By Paul R. Pace, News staff

NASW has urged the U.S. Supreme Court to uphold the individual health mandate and Medicaid provisions outlined in the Affordable Care Act in two amicus briefs, coordinated by the Legal Defense Fund, so that quality health care is available and affordable for all.

A new NASW Practice Perspective, “State Health Insurance Exchanges: What Social Workers Need to Know,” provides insight into the role social workers can play in shaping their states’ health insurance exchanges and  what to anticipate from health care reform.

The U.S. Supreme Court is expected to rule on challenges to the ACA in June. In the meantime, states are required to follow the timetable set by the ACA and have health exchanges operating by Jan. 1, 2014.

A health exchange is a government-regulated marketplace of insurance plans, available at competitive rates to those without employer-sponsored health coverage and to small businesses. States are also required to develop a package of essential benefits that will be offered by health plans operating on the exchanges.

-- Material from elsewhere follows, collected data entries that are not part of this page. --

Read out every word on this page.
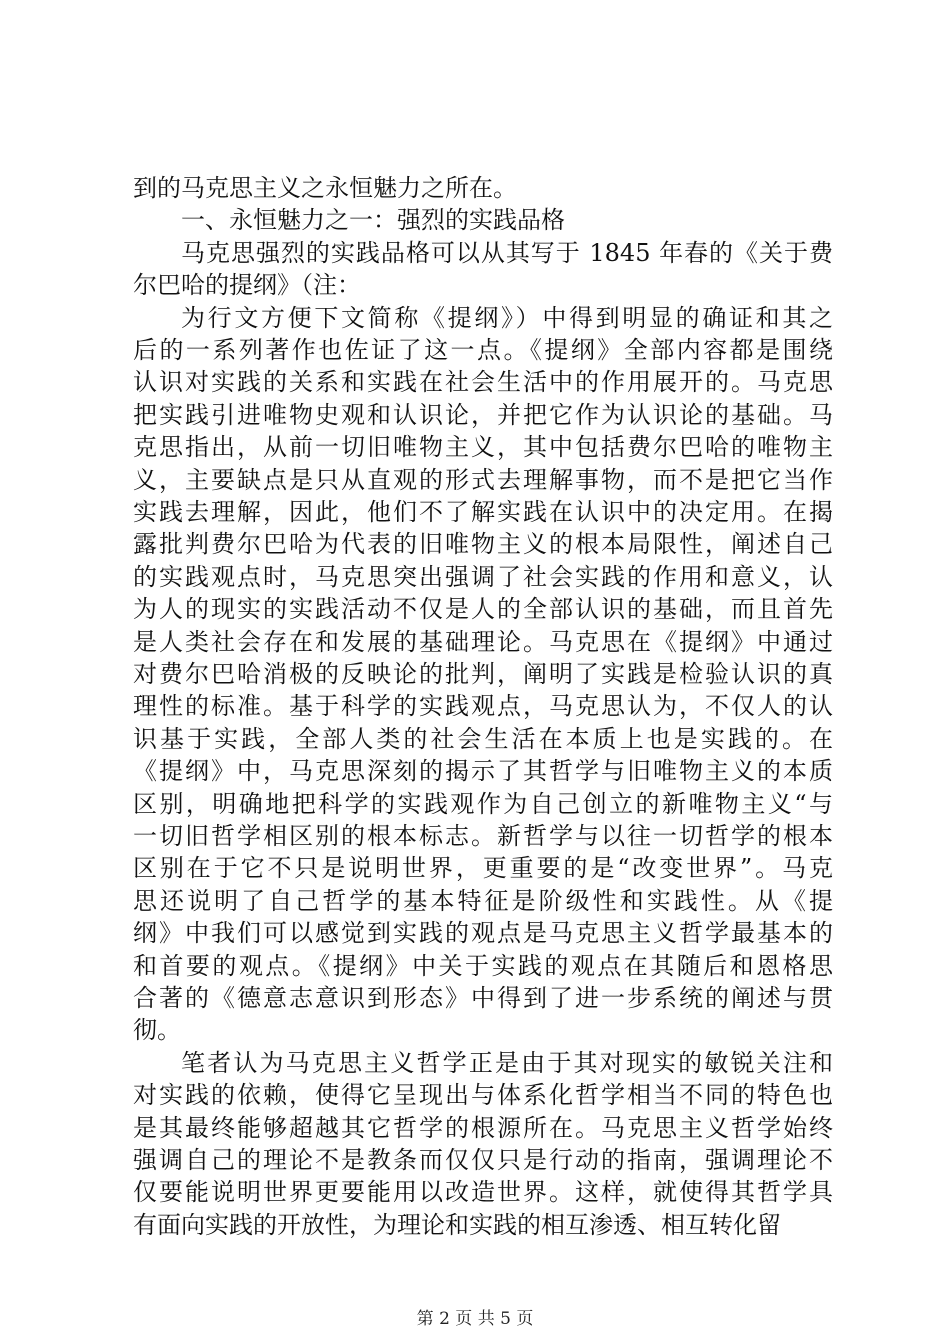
到的马克思主义之永恒魅力之所在。
一、永恒魅力之一：强烈的实践品格
马克思强烈的实践品格可以从其写于 1845 年春的《关于费
尔巴哈的提纲》（注：
为行文方便下文简称《提纲》）中得到明显的确证和其之
后的一系列著作也佐证了这一点。《提纲》全部内容都是围绕
认识对实践的关系和实践在社会生活中的作用展开的。马克思
把实践引进唯物史观和认识论，并把它作为认识论的基础。马
克思指出，从前一切旧唯物主义，其中包括费尔巴哈的唯物主
义，主要缺点是只从直观的形式去理解事物，而不是把它当作
实践去理解，因此，他们不了解实践在认识中的决定用。在揭
露批判费尔巴哈为代表的旧唯物主义的根本局限性，阐述自己
的实践观点时，马克思突出强调了社会实践的作用和意义，认
为人的现实的实践活动不仅是人的全部认识的基础，而且首先
是人类社会存在和发展的基础理论。马克思在《提纲》中通过
对费尔巴哈消极的反映论的批判，阐明了实践是检验认识的真
理性的标准。基于科学的实践观点，马克思认为，不仅人的认
识基于实践，全部人类的社会生活在本质上也是实践的。在
《提纲》中，马克思深刻的揭示了其哲学与旧唯物主义的本质
区别，明确地把科学的实践观作为自己创立的新唯物主义“与
一切旧哲学相区别的根本标志。新哲学与以往一切哲学的根本
区别在于它不只是说明世界，更重要的是“改变世界”。马克
思还说明了自己哲学的基本特征是阶级性和实践性。从《提
纲》中我们可以感觉到实践的观点是马克思主义哲学最基本的
和首要的观点。《提纲》中关于实践的观点在其随后和恩格思
合著的《德意志意识到形态》中得到了进一步系统的阐述与贯
彻。
笔者认为马克思主义哲学正是由于其对现实的敏锐关注和
对实践的依赖，使得它呈现出与体系化哲学相当不同的特色也
是其最终能够超越其它哲学的根源所在。马克思主义哲学始终
强调自己的理论不是教条而仅仅只是行动的指南，强调理论不
仅要能说明世界更要能用以改造世界。这样，就使得其哲学具
有面向实践的开放性，为理论和实践的相互渗透、相互转化留
第 2 页 共 5 页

“It’s important to understand how health insurance exchanges will work, because every social worker will be touched by them in some way,” said Stacy Collins, an NASW senior practice associate who wrote the Practice Perspective.

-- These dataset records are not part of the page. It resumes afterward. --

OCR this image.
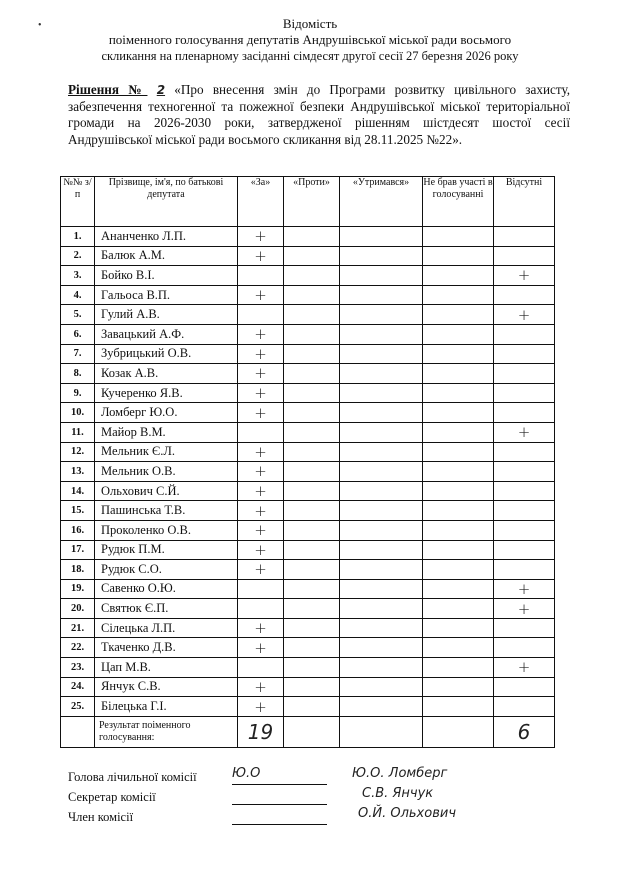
Відомість
поіменного голосування депутатів Андрушівської міської ради восьмого
скликання на пленарному засіданні сімдесят другої сесії 27 березня 2026 року
Рішення № 2 «Про внесення змін до Програми розвитку цивільного захисту, забезпечення техногенної та пожежної безпеки Андрушівської міської територіальної громади на 2026-2030 роки, затвердженої рішенням шістдесят шостої сесії Андрушівської міської ради восьмого скликання від 28.11.2025 №22».
№№ з/п	Прізвище, ім'я, по батькові депутата	«За»	«Проти»	«Утримався»	Не брав участі в голосуванні	Відсутні
1.	Ананченко Л.П.	+				
2.	Балюк А.М.	+				
3.	Бойко В.І.					+
4.	Гальоса В.П.	+				
5.	Гулий А.В.					+
6.	Завацький А.Ф.	+				
7.	Зубрицький О.В.	+				
8.	Козак А.В.	+				
9.	Кучеренко Я.В.	+				
10.	Ломберг Ю.О.	+				
11.	Майор В.М.					+
12.	Мельник Є.Л.	+				
13.	Мельник О.В.	+				
14.	Ольхович С.Й.	+				
15.	Пашинська Т.В.	+				
16.	Проколенко О.В.	+				
17.	Рудюк П.М.	+				
18.	Рудюк С.О.	+				
19.	Савенко О.Ю.					+
20.	Святюк Є.П.					+
21.	Сілецька Л.П.	+				
22.	Ткаченко Д.В.	+				
23.	Цап М.В.					+
24.	Янчук С.В.	+				
25.	Білецька Г.І.	+				
	Результат поіменного голосування:	19				6
Голова лічильної комісії
Секретар комісії
Член комісії
Ю.О	Ю.О. Ломберг
С.В. Янчук
О.Й. Ольхович
•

She noted that regardless of what the U.S. Supreme Court rules, many states already see the value in establishing the exchanges. “Some states are going full speed ahead,” Collins said. “This is an opportunity for social workers to get involved.”

Many clinical social workers will be part of provider networks in the exchange plans.

“While states are crafting the specifics of their essential health benefits packages, social workers will want to ensure that mental health and substance-abuse services offer adequate duration, scope and reimbursement levels,” Collins said.